The data from the top-most level that we want can be picked out and transferred down in an internal variable using
pick(.CreationTime, .Id, .UserId, .ClientIPAddress) as $record
This will create $record as
{
"CreationTime": "2024-02-06T12:13:14",
"Id": "abcdabcd-1234-1234-5555-888888888888",
"UserId": "[email protected]",
"ClientIPAddress": "5.5.5.5"
}
... for the first JSON object. Not that we get the keys in the order that we want them in the final CSV output.

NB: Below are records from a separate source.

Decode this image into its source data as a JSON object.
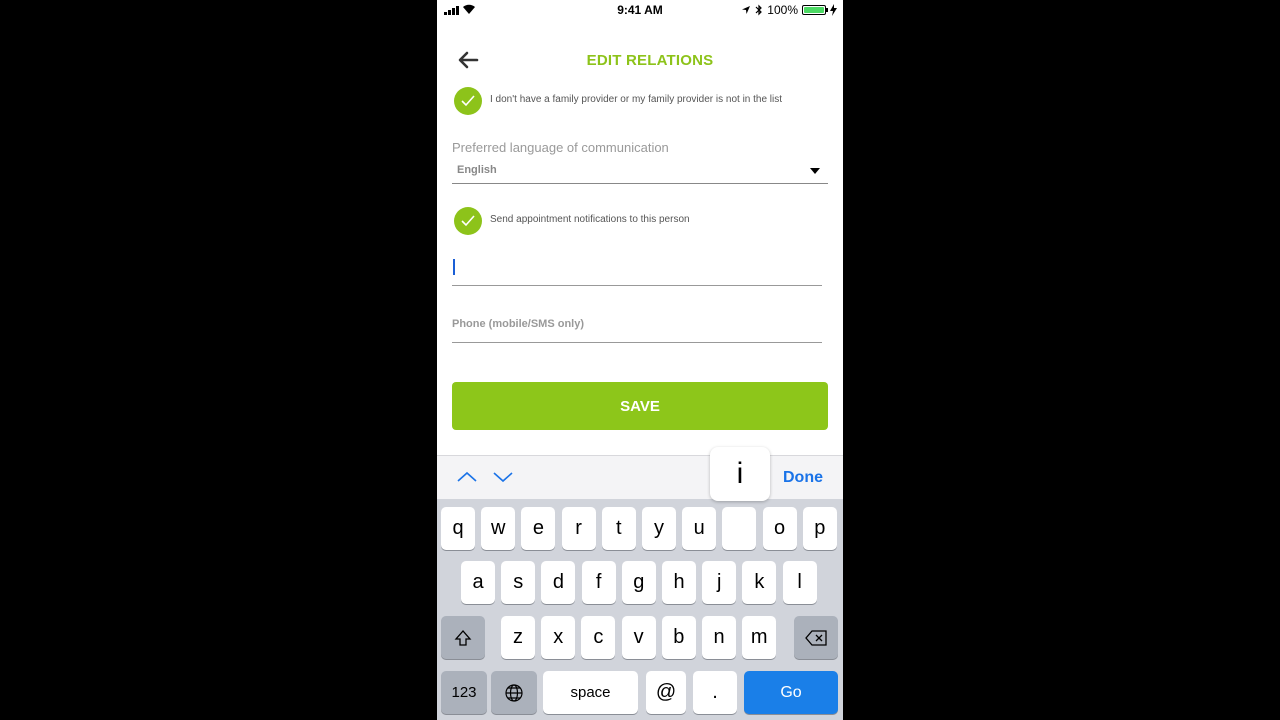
{
  "status_bar": {
    "time": "9:41 AM",
    "battery": "100%",
    "battery_level": 1.0
  },
  "header": {
    "title": "EDIT RELATIONS"
  },
  "family_provider_check": {
    "checked": true,
    "label": "I don't have a family provider or my family provider is not in the list"
  },
  "language": {
    "label": "Preferred language of communication",
    "value": "English"
  },
  "notifications_check": {
    "checked": true,
    "label": "Send appointment notifications to this person"
  },
  "fields": {
    "name": {
      "value": "",
      "placeholder": ""
    },
    "phone": {
      "value": "",
      "placeholder": "Phone (mobile/SMS only)"
    }
  },
  "save_label": "SAVE",
  "keyboard": {
    "done_label": "Done",
    "popup_key": "i",
    "row1": [
      "q",
      "w",
      "e",
      "r",
      "t",
      "y",
      "u",
      "i",
      "o",
      "p"
    ],
    "row2": [
      "a",
      "s",
      "d",
      "f",
      "g",
      "h",
      "j",
      "k",
      "l"
    ],
    "row3": [
      "z",
      "x",
      "c",
      "v",
      "b",
      "n",
      "m"
    ],
    "numbers_label": "123",
    "space_label": "space",
    "at_label": "@",
    "dot_label": ".",
    "go_label": "Go"
  },
  "colors": {
    "accent": "#8dc31a",
    "save_button": "#8dc61a",
    "keyboard_blue": "#1a7fe8"
  }
}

We can then extract only the Folders elements with .Folders[] and pick out the Id and Path for each. Since we want to rename these, we can't use pick() again, so we need to be a bit more hands-on:
.Folders[] | { FolderId: .Id, FolderPath: .Path } as $folder
We may then use .FolderItems[] to get a set of FolderItems elements, which we can add $record and $folder in front of:
.FolderItems[] | $record + $folder + .
As a single jq expression:
.Folders |= (if type == "array" then . else [.] end) |
pick(.CreationTime, .Id, .UserId, .ClientIPAddress) as $record |
.Folders[] | { FolderId: .Id, FolderPath: .Path } as $folder |
.FolderItems[] | $record + $folder + .
The result, given the data in the question:
{
"CreationTime": "2024-02-06T12:13:14",
"Id": "abcdabcd-1234-1234-5555-888888888888",
"UserId": "[email protected]",
"ClientIPAddress": "5.5.5.5",
"FolderId": "EEEEEEEE",
"FolderPath": "\\Outbox",
"InternetMessageId": "<[email protected]>",
"SizeInBytes": 12345
}
{
"CreationTime": "2024-02-06T12:13:14",
"Id": "abcdabcd-1234-1234-5555-888888888888",
"UserId": "[email protected]",
"ClientIPAddress": "5.5.5.5",
"FolderId": "EEEEEEEE",
"FolderPath": "\\Outbox",
"InternetMessageId": "<[email protected]>",
"SizeInBytes": 11122
}
(etc.)
I would personally convert this set of JSON objects to CSV using Miller:
$ jq '.Folders |= (if type == "array" then . else [.] end) | pick(.CreationTime, .Id, .UserId, .ClientIPAddress) as $record | .Folders[] | { FolderId: .Id, FolderPath: .Path } as $folder | .FolderItems[] | $record + $folder + .' file | mlr --j2c cat
CreationTime,Id,UserId,ClientIPAddress,FolderId,FolderPath,InternetMessageId,SizeInBytes
2024-02-06T12:13:14,abcdabcd-1234-1234-5555-888888888888,[email protected],5.5.5.5,EEEEEEEE,\Outbox,<[email protected]>,12345
2024-02-06T12:13:14,abcdabcd-1234-1234-5555-888888888888,[email protected],5.5.5.5,EEEEEEEE,\Outbox,<[email protected]>,11122
2024-02-06T12:13:14,abcdabcd-1234-1234-5555-888888888888,[email protected],5.5.5.5,EEEEEEEE,\Outbox,<[email protected]>,88888
2024-02-06T12:13:14,abcdabcd-1234-1234-5555-888888888888,[email protected],5.5.5.5,FFFFFFFFFFFFFFFFFAB,\Inbox,<[email protected]>,44444
2024-02-06T12:13:14,abcdabcd-1234-1234-5555-888888888888,[email protected],5.5.5.5,FFFFFFFFFFFFFFFFFAB,\Inbox,<[email protected]>,100000
2024-02-06T12:13:14,abcdabcd-1234-1234-5555-888888888888,[email protected],5.5.5.5,FFFFFFFFFFFFFFFFFAB,\Inbox,<[email protected]>,109000
2024-02-06T12:13:14,abcdabcd-1234-1234-5555-888888888888,[email protected],5.5.5.5,FFFFFFFFFFFFFFFFFAB,\Inbox,<[email protected]>,22000
2024-02-06T12:13:14,abcdabcd-1234-1234-5555-888888888888,[email protected],5.5.5.5,FFFFFFFFFFFFFFFFFAB,\Inbox,<[email protected]>,333333
2024-02-06T20:00:00,abcdabcd-1234-1234-6666-9999999999999,[email protected],7.7.7.7,12341234,\Temp,<[email protected]>,77777
2024-02-06T20:00:00,abcdabcd-1234-1234-6666-9999999999999,[email protected],7.7.7.7,12341234,\Temp,<[email protected]>,888888
2024-02-06T20:00:00,abcdabcd-1234-1234-6666-9999999999999,[email protected],7.7.7.7,12341234,\Temp,<[email protected]>,99999
To do the conversion to CSV using jq in place of Miller, replace the mlr command with something like
jq -s -r '(first|keys|@csv), map([.[]]|@csv)[]'
This would pick the keys from the first input object as the CSV headers and would CSV-format all values into one record per object.